Eileen gives a big frank smile that lifts her whole face. ‘I didn’t mean to shock you,’ she says. ‘It’s an effect I have. Even when I think I’m being not shocking, I still shock people.’ She laughs.

After his previous experience with the smiling, Jim would like to try something different. Maybe he should laugh although he doesn’t want to suggest he’s mocking Eileen or that he agrees she’s shocking. He wants to laugh in the way that she does: a throaty, generous roar. He makes a smile shape and then does a noise.

‘Do you need a glass of water?’ she says.

He tries a bigger laugh. It actually twists his tonsils. This one sounds even worse. He stops laughing and looks at his feet.

‘The girls tell me you’re a gardener,’ she says.

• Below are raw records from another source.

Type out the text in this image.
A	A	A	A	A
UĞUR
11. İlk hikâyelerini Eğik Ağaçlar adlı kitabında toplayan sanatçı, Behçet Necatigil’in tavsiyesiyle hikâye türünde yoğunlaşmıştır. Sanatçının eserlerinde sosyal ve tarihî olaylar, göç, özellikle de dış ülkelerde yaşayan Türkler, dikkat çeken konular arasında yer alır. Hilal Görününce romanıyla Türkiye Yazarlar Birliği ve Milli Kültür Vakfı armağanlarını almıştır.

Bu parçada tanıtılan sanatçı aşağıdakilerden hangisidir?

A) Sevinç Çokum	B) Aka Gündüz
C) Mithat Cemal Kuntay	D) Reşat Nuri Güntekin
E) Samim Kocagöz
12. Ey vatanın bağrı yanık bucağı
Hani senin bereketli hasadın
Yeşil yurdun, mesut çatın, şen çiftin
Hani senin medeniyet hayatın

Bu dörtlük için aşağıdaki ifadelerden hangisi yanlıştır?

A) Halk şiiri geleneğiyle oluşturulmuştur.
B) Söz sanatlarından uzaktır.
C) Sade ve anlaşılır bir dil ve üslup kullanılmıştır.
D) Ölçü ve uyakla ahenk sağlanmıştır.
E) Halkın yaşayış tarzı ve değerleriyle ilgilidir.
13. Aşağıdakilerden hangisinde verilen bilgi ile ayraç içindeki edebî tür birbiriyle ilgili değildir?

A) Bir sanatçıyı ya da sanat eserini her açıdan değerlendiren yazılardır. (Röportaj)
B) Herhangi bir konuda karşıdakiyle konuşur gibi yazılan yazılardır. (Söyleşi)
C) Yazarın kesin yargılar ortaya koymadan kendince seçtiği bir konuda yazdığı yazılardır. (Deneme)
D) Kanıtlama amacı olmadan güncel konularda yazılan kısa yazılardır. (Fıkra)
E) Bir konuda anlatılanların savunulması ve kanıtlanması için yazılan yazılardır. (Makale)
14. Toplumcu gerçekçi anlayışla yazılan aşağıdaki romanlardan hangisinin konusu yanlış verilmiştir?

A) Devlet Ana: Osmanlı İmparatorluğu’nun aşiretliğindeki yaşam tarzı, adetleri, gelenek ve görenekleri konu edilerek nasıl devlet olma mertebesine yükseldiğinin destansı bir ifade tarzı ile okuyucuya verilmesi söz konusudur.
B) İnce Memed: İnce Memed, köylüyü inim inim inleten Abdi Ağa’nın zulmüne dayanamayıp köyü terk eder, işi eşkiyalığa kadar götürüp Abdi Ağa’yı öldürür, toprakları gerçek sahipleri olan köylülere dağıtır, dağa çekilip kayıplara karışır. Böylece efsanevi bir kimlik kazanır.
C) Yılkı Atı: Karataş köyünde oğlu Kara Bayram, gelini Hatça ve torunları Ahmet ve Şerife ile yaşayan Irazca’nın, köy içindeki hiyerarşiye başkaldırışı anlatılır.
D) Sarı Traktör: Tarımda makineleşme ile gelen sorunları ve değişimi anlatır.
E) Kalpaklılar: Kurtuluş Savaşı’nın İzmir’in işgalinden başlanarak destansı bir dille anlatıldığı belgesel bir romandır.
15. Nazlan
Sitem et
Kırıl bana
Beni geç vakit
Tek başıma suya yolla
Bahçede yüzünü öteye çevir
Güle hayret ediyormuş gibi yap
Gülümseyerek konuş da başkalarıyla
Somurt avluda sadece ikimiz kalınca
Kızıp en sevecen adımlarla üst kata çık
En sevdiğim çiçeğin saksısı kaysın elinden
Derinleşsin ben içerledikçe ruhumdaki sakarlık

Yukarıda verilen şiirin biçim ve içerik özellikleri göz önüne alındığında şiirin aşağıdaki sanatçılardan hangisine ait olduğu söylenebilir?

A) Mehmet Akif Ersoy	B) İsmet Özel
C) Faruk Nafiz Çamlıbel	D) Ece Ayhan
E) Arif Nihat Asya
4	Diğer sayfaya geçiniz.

A gardener. No one has ever called him that before. They have called him other things. Frog mouth, loony, weirdo, spaz; but never this. He feels a rush of pleasure but it might be a mistake to do the laugh again so he attempts instead to appear casual. He tries digging his hands in his trouser pockets in an easy-going sort of manner only his apron is in the way and his hands get stuck.

She says, ‘Someone gave me a bonsai tree once. Biggest mistake of my life, accepting that gift. And the thing is, I really wanted to look after it. I read the leaflet. I put it in the right spot by the window. I watered it with this thimble. I even bought a pair of mini clippers. And then, guess what? The fucker withered up and died on me. I came down one morning and it had dropped its piddly leaves all over the floor. It was actually hanging sideways.’ She gives an impression of a tiny dead tree. He wants to laugh.

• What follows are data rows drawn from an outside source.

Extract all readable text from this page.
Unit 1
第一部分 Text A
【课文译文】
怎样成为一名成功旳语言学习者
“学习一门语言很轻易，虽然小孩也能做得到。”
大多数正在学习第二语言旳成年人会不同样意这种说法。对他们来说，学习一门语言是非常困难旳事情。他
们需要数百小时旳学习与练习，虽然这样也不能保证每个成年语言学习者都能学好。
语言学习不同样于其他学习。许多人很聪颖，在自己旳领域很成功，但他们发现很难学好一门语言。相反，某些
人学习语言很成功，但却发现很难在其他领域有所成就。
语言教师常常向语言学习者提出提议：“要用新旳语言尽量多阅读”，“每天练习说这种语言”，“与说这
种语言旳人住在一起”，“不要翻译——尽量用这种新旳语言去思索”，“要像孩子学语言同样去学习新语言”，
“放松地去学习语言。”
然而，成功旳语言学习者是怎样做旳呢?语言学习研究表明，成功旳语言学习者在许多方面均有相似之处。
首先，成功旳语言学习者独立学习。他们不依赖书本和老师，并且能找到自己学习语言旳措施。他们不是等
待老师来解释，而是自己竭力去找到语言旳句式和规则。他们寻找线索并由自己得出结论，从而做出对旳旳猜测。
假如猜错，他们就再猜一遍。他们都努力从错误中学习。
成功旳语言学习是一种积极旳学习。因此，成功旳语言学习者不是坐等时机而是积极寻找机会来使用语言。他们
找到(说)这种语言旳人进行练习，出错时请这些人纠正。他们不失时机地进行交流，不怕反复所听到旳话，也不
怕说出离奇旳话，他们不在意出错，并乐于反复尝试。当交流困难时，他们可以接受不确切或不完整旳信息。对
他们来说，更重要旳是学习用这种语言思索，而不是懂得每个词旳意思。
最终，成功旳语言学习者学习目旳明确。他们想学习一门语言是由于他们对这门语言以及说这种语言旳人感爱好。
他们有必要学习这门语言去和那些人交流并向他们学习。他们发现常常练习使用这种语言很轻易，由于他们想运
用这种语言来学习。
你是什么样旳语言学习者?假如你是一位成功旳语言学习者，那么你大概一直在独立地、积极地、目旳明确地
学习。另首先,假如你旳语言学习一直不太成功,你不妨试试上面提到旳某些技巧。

‘Maybe you watered it too much?’

‘I cared for it too much. That was the problem.’

Jim is not quite sure what to do with her story about the bonsai tree. He nods, as if he is caught up with thinking about something else. He yanks his hands free of his pockets.

‘You have nice fingers,’ says Eileen. ‘Artist’s fingers. I guess that’s why you’re good at gardening.’ She glances back at the café, and he realizes she must be looking for an excuse to get away.

He would like to say something else. He would like to stay a little while longer with this woman who stands with her feet wide, whose hair is the colour of flame. But he has no idea how you do small talk. It’s easy, a nurse at Besley Hill told him once. You just say what’s on your mind. A compliment is always nice, she told him.